China raised its benchmark interest rates on Thursday for the sixth time this year, in the latest in a series of tightening steps to contain inflation and prevent the world's fourth-largest economy from overheating.

However, it also lowered the rate for sight deposits, in a move to encourage savers to keep their cash locked up for longer periods, rather than having it readily available to shift into assets such as shares or property.

The People's Bank of China increased one-year benchmark deposit rates by 27 basis points to 4.14 percent, and lifted the one-year lending rate by 18 basis points to 7.47 percent.

This move is to help prevent the rapidly expanding economy from boiling over and sectoral price rises from turning into conspicuous inflation, the central bank said in a statement.

China is battling inflation of 6.9 percent, an 11-year high, which until now has been driven by soaring food prices but has shown worrying signs of spilling over to the broader economy.

Earlier this month China's top leaders announced they would shift to a tight monetary policy from what they called a decade-long prudent stance to prevent the economy from overheating and keep inflation under control.

The rate hikes are not surprising to me given the government's repeated vows, said Pan Jiang, head of research at Franklin Templeton Sealand Fund Management Co. in Shanghai. This has been factored into the stock market, but the property sector will take another hit.

The central bank's previous rate rise was on September 14. It has also raised reserve requirements 10 times this year to a record high and has imposed strict lending quotas on commercial banks to check credit growth.

At the same time as raising one-year deposit and lending rates, the central bank cut sight deposits on Thursday by 9 basis points to 0.72 percent.

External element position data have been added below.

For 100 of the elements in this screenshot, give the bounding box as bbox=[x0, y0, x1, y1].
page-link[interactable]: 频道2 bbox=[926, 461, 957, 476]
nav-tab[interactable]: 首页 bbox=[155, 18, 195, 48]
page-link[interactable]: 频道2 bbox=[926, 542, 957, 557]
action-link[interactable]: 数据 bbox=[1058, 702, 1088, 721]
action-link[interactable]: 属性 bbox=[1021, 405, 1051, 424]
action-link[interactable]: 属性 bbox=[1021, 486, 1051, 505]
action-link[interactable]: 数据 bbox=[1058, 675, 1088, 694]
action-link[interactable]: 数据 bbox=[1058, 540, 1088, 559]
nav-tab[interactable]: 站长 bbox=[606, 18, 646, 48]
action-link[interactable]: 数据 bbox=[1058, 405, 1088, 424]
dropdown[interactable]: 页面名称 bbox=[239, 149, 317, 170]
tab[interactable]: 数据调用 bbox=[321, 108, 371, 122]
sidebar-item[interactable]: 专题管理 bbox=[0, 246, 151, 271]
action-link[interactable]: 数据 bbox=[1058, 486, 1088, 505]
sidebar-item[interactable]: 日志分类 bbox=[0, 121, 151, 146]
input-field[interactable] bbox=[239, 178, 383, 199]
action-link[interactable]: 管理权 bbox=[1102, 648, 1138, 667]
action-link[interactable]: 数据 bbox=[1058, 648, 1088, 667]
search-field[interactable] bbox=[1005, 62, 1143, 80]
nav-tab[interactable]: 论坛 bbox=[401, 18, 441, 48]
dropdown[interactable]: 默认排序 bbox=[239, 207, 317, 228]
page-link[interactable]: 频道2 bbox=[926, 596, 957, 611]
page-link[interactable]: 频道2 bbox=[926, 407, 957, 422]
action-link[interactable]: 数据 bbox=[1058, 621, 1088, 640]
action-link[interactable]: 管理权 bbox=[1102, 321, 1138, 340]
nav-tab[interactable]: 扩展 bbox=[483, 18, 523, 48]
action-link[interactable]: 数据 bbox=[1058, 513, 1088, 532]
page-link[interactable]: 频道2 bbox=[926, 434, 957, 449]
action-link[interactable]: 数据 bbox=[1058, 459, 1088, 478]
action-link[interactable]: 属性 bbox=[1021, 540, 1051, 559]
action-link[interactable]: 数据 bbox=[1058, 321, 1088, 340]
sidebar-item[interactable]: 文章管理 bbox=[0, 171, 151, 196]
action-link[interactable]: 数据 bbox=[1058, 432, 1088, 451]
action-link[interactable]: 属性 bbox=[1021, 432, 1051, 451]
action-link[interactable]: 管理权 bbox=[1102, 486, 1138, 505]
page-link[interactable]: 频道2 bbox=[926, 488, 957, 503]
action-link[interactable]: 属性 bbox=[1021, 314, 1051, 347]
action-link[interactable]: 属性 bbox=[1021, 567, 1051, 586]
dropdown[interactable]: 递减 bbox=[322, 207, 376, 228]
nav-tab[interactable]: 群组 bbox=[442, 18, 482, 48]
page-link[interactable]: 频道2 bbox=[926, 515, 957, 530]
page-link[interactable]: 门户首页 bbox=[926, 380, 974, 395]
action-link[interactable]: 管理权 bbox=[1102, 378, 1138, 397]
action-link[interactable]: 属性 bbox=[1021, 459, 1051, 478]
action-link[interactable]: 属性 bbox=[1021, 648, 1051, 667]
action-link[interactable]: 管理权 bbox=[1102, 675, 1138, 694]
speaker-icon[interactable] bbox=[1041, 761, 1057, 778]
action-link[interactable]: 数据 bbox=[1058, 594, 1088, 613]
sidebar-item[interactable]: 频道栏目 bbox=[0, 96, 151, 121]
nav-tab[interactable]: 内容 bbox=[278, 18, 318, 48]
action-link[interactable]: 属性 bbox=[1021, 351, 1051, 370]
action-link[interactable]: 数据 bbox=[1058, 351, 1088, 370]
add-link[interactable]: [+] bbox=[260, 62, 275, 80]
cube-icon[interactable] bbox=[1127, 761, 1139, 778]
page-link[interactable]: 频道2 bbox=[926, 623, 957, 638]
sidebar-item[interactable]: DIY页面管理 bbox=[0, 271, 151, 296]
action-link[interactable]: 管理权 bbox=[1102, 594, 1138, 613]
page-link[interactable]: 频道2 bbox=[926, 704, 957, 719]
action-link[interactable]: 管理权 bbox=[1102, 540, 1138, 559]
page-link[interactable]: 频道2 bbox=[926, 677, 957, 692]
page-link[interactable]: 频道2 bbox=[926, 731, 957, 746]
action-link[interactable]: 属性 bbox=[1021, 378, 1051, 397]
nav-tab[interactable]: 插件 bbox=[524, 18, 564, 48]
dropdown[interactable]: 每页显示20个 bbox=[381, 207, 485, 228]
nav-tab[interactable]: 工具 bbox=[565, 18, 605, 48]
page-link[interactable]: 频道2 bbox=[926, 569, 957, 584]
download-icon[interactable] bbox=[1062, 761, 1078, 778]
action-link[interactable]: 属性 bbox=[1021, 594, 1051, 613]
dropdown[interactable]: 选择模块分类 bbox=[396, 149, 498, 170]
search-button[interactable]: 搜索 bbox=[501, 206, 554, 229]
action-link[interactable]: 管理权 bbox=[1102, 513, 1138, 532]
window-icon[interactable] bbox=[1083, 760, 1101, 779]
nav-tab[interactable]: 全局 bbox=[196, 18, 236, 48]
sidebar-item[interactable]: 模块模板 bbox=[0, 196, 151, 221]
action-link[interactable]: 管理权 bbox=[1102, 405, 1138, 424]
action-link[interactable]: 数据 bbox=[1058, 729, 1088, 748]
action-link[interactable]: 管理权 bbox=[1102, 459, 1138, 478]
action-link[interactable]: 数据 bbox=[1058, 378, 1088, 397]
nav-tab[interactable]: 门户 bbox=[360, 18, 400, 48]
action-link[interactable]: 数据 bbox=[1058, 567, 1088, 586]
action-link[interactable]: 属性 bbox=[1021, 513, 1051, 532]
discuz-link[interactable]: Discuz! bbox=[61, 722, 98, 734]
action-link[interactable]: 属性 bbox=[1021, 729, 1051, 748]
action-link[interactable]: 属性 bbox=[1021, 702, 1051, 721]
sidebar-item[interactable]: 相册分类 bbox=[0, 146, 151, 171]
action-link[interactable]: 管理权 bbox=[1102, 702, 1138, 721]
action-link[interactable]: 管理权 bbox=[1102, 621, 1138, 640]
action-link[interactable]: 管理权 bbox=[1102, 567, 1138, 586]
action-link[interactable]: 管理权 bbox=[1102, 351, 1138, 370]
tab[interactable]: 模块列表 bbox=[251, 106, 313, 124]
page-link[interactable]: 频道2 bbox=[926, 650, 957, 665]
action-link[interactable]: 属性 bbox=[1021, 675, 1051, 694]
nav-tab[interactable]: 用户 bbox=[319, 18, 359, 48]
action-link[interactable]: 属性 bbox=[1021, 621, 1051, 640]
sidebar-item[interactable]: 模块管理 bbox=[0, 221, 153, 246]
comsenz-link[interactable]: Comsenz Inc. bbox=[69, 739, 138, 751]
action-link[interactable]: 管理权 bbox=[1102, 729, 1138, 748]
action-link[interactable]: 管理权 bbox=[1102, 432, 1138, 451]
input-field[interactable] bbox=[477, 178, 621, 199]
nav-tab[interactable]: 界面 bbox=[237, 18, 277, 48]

People want to keep money in liquid forms, so they (the authorities) want to reverse that and pull money back into time deposits, said Paul Cavey, an economist at Macquarie in Hong Kong. If they're able to reverse that, it can have a cooling effect on asset prices in China.

Some analysts have said China would be reluctant to raise rates when the United States was in a cutting phase, lest it attract inflows of hot money that Beijing has been trying to discourage with capital controls.

China's one-year yuan deposit rate now stands at 4.14 percent, a whisker below the U.S. benchmark federal funds rate at 4.25 percent, and market forecasts point to more easing from the Federal Reserve while China moves in the opposite direction.